Is the US ready for high speed rail? If The NorthEast Maglev (TNEM) gets its way, a solid demonstration project between Baltimore and Washington might be built sometime in the future for an undisclosed amount of money. The project is hardly scoped out yet, but the promise of being able to rocket between the cities at over 300 mph (500 kph) has attracted attention – and $5B in potential backing from the Central Japan Railway, the Bank of Japan, and the Japanese government. It’s a good downpayment on the guesstimated $10-15B the line will take.
How serious is this proposal? The government of Japan would love to start exporting some of its best technology, and it’s hard to pass up that kind of dough. And if TNEM gets their way, it’ll go on from there on a 240 mile line from Washington to New York, making the trip in just one hour. How much will that cost? The guesstimate of $100B is such a round number that you know it’s vague. But it’s a tantalizing worth investigating for a lot of reasons – and the money would come from private investors, not any government.
As we’ve noted before, infrastructure improvements have a big payoff in jobs and income. A huge project like this would employ construction workers in the short term and provide big gains in efficiency in the long run. It would directly compete with airlines, of course, but given that airlines are constantly running at the bleeding edge of, well, bleeding cash they seem like a terrible way to get around a big nation like this.
One thing they don’t teach you in economics – sometimes the supply and demand curves don’t intersect.
While the prospect of a one hour commute between New York and Washington is tantalizing, there is much more potential beyond simply moving people around. A train can carry freight, which is to say bigger packages than the ones we are already used to having arrive from mail order outlets in 2-3 days by priority mail. With modern computer sorting containers can be loaded and unloaded in a very short time.
Regardless of the cost, a line from New York to Los Angeles has the potential to unite the nation in a way not seen since the 1869 transcontinental railroad.
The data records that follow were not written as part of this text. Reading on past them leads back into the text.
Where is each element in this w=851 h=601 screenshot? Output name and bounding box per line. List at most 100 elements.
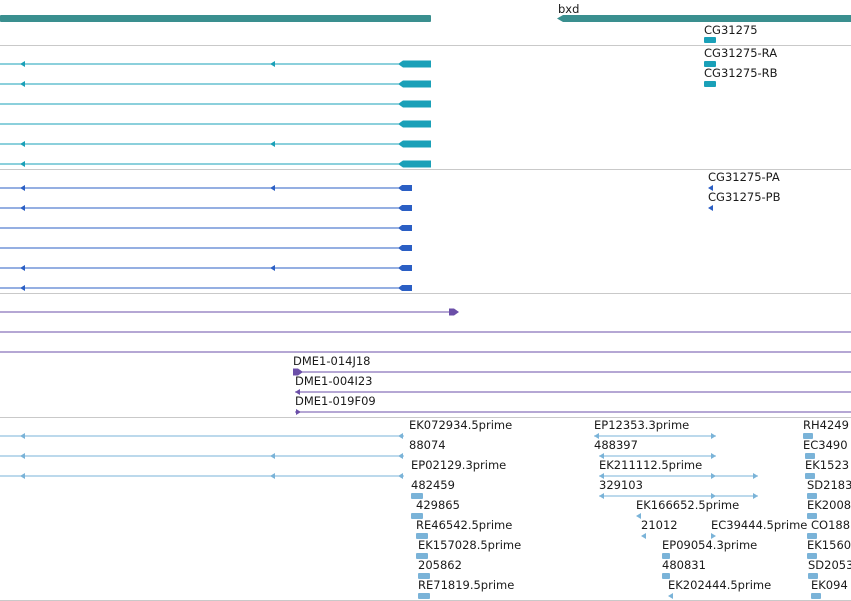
strand-arrow-icon — [668, 593, 673, 599]
protein-label[interactable]: CG31275-PA — [708, 170, 780, 184]
transcript-feature[interactable] — [704, 61, 716, 67]
est-block[interactable] — [662, 553, 670, 559]
strand-arrow-icon — [270, 453, 275, 459]
exon-block[interactable] — [398, 120, 431, 128]
est-label[interactable]: EP02129.3prime — [411, 458, 507, 472]
strand-arrow-icon — [398, 433, 403, 439]
transcript-label[interactable]: CG31275-RA — [704, 46, 778, 60]
est-block[interactable] — [807, 553, 817, 559]
strand-arrow-icon — [708, 185, 713, 191]
track-separator — [0, 45, 851, 46]
est-label[interactable]: EK1523 — [805, 458, 850, 472]
exon-block[interactable] — [398, 140, 431, 148]
strand-arrow-icon — [711, 533, 716, 539]
pcr-product-label[interactable]: DME1-004I23 — [295, 374, 373, 388]
est-block[interactable] — [811, 593, 821, 599]
est-label[interactable]: SD2183 — [807, 478, 851, 492]
strand-arrow-icon — [711, 493, 716, 499]
cds-block[interactable] — [398, 285, 412, 291]
cds-block[interactable] — [398, 205, 412, 211]
strand-arrow-icon — [20, 141, 25, 147]
gene-bar[interactable] — [0, 15, 431, 22]
strand-arrow-icon — [296, 409, 301, 415]
est-label[interactable]: 88074 — [409, 438, 446, 452]
strand-arrow-icon — [711, 473, 716, 479]
track-separator — [0, 417, 851, 418]
transcript-feature[interactable] — [704, 81, 716, 87]
est-label[interactable]: 21012 — [641, 518, 678, 532]
est-block[interactable] — [807, 513, 817, 519]
strand-arrow-icon — [20, 61, 25, 67]
est-label[interactable]: EK072934.5prime — [409, 418, 513, 432]
strand-arrow-icon — [636, 513, 641, 519]
est-label[interactable]: EK157028.5prime — [418, 538, 522, 552]
protein-label[interactable]: CG31275-PB — [708, 190, 781, 204]
exon-block[interactable] — [398, 80, 431, 88]
est-label[interactable]: RE46542.5prime — [416, 518, 513, 532]
pcr-product-label[interactable]: DME1-014J18 — [293, 354, 371, 368]
strand-arrow-icon — [599, 453, 604, 459]
est-label[interactable]: 205862 — [418, 558, 462, 572]
strand-arrow-icon — [398, 473, 403, 479]
est-block[interactable] — [411, 513, 423, 519]
est-block[interactable] — [807, 493, 817, 499]
strand-arrow-icon — [711, 453, 716, 459]
pcr-product-label[interactable]: DME1-019F09 — [295, 394, 376, 408]
strand-arrow-icon — [20, 285, 25, 291]
est-label[interactable]: EK202444.5prime — [668, 578, 772, 592]
cds-block[interactable] — [398, 265, 412, 271]
strand-arrow-icon — [270, 473, 275, 479]
est-label[interactable]: EK094 — [811, 578, 848, 592]
est-label[interactable]: RH4249 — [803, 418, 849, 432]
est-label[interactable]: CO188 — [811, 518, 851, 532]
pcr-block[interactable] — [449, 308, 459, 316]
est-label[interactable]: EC39444.5prime — [711, 518, 808, 532]
exon-block[interactable] — [398, 60, 431, 68]
est-block[interactable] — [418, 593, 430, 599]
strand-arrow-icon — [708, 205, 713, 211]
gene-feature[interactable] — [704, 37, 716, 43]
est-label[interactable]: EC3490 — [803, 438, 848, 452]
cds-block[interactable] — [398, 245, 412, 251]
est-label[interactable]: SD2053 — [808, 558, 851, 572]
est-label[interactable]: EP12353.3prime — [594, 418, 690, 432]
strand-arrow-icon — [641, 533, 646, 539]
strand-arrow-icon — [20, 473, 25, 479]
est-block[interactable] — [805, 473, 815, 479]
transcript-label[interactable]: CG31275-RB — [704, 66, 778, 80]
strand-arrow-icon — [270, 265, 275, 271]
est-block[interactable] — [808, 573, 818, 579]
est-block[interactable] — [418, 573, 430, 579]
cds-block[interactable] — [398, 185, 412, 191]
strand-arrow-icon — [599, 473, 604, 479]
gene-label[interactable]: CG31275 — [704, 23, 758, 37]
track-separator — [0, 293, 851, 294]
est-block[interactable] — [662, 573, 670, 579]
est-label[interactable]: 482459 — [411, 478, 455, 492]
est-block[interactable] — [805, 453, 815, 459]
strand-arrow-icon — [270, 185, 275, 191]
est-label[interactable]: EK1560 — [807, 538, 851, 552]
est-label[interactable]: 480831 — [662, 558, 706, 572]
est-label[interactable]: EK166652.5prime — [636, 498, 740, 512]
exon-block[interactable] — [398, 160, 431, 168]
est-block[interactable] — [807, 533, 817, 539]
est-block[interactable] — [416, 553, 428, 559]
est-label[interactable]: 488397 — [594, 438, 638, 452]
pcr-block[interactable] — [293, 368, 303, 376]
strand-arrow-icon — [20, 185, 25, 191]
est-block[interactable] — [411, 493, 423, 499]
gene-bar-bxd[interactable] — [557, 15, 851, 22]
est-label[interactable]: EK2008 — [807, 498, 851, 512]
est-block[interactable] — [803, 433, 813, 439]
cds-block[interactable] — [398, 225, 412, 231]
est-block[interactable] — [416, 533, 428, 539]
est-label[interactable]: 329103 — [599, 478, 643, 492]
gene-label-bxd[interactable]: bxd — [558, 2, 580, 16]
est-label[interactable]: EK211112.5prime — [599, 458, 703, 472]
est-label[interactable]: EP09054.3prime — [662, 538, 758, 552]
est-label[interactable]: RE71819.5prime — [418, 578, 515, 592]
est-label[interactable]: 429865 — [416, 498, 460, 512]
exon-block[interactable] — [398, 100, 431, 108]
If the cost scaled, it might run as much as $1T, but it would probably be cheaper than that. And at this speed it means that any size shipment could be sent overnight to anywhere in the US at very low cost. The benefit for US based manufacturing is enormous, and would counter the cheap labor found overseas.
Think of it as the ultimate in Just In Time delivery. You want a custom product, made just to your specs? No matter what it is, we’ll get it to you fast and cheap. The economies of scale start to melt away when the customer and the manufacturer are united. The internet did that for the ordering process – fast, cheap shipment would finish the job at the other end.
For all these reasons, a grander project that could include financing in part from the governments of Japan and the US is a very good idea all around. If the price tag for this sounds steep, keep in mind that the cost of wars in Iraq and Afghanistan is around $6T, which would probably be enough to create at least a huge part of the backbone of a system.
Is the US ready for 300 mph trains? The short answer is yes, especially if the tab (or the lion’s share of it) is picked up by private investors. A real revolution in travel may be coming, and soon.
It starts with a demonstration project that runs from Baltimore to Washington in 15 minutes. It should end with a nation where anything can go anywhere overnight. The possibilities are breathtaking. Let’s do what we can to make this work.
Weren’t we saying this in junior high? ( Which, for those keeping score at home, was around the time when Elvis was still alive. Barely.) Granted The Intarnets weren’t due for about twenty years yet so the Revolution In Ordering hadn’t quite taken place. But I don’t recall much being too broken about looking in the sears catalog and picking up a telephone. Ok, the scale is off by an order of magnitude (or three. or five.) I guess demonstrably the time was not yet ripe, else some entity with deep pockets would have made the investment. I still hold out hope for Solar Power Satellites and Asteroid Mining during my lifetime.
Yes! Two things changed. 1) The technology has been proven, and 2) Someone appears ready to pony up the big bucks to make it happen. And the price of oil has hit a stable, higher price. Three things.
The point is that retail as we know it is changing, and people are closer to manufacturing than ever before. Maybe you don’t want a custom tailored shirt direct in the mail, but it is possible today in something like real time for not a ton of money. The same goes for much bigger things.
I think the time is right for the next phase of revolution in how we consume, and the missing link to me seems to be retail – and the inventory they have to carry. Reduce that to near zero and you have both the logical conclusion of WalMart’s amazing logistics system and its ultimate death. It’s one Hell of a ride, better even than a really fast train.
I won’t complain if a private group of investors builds this but that is a lot of money. Can you estimate a cost/benefit analysis? I could see that it might work out after many years but that is so much money.
I am working on a model that describes the cost/benefit analysis. But when it’s done as a private company, it’s hard to do. Suffice it to say that if all or most of it is on someone else’s dime (the government of Japan, not the US?) I’m all for it.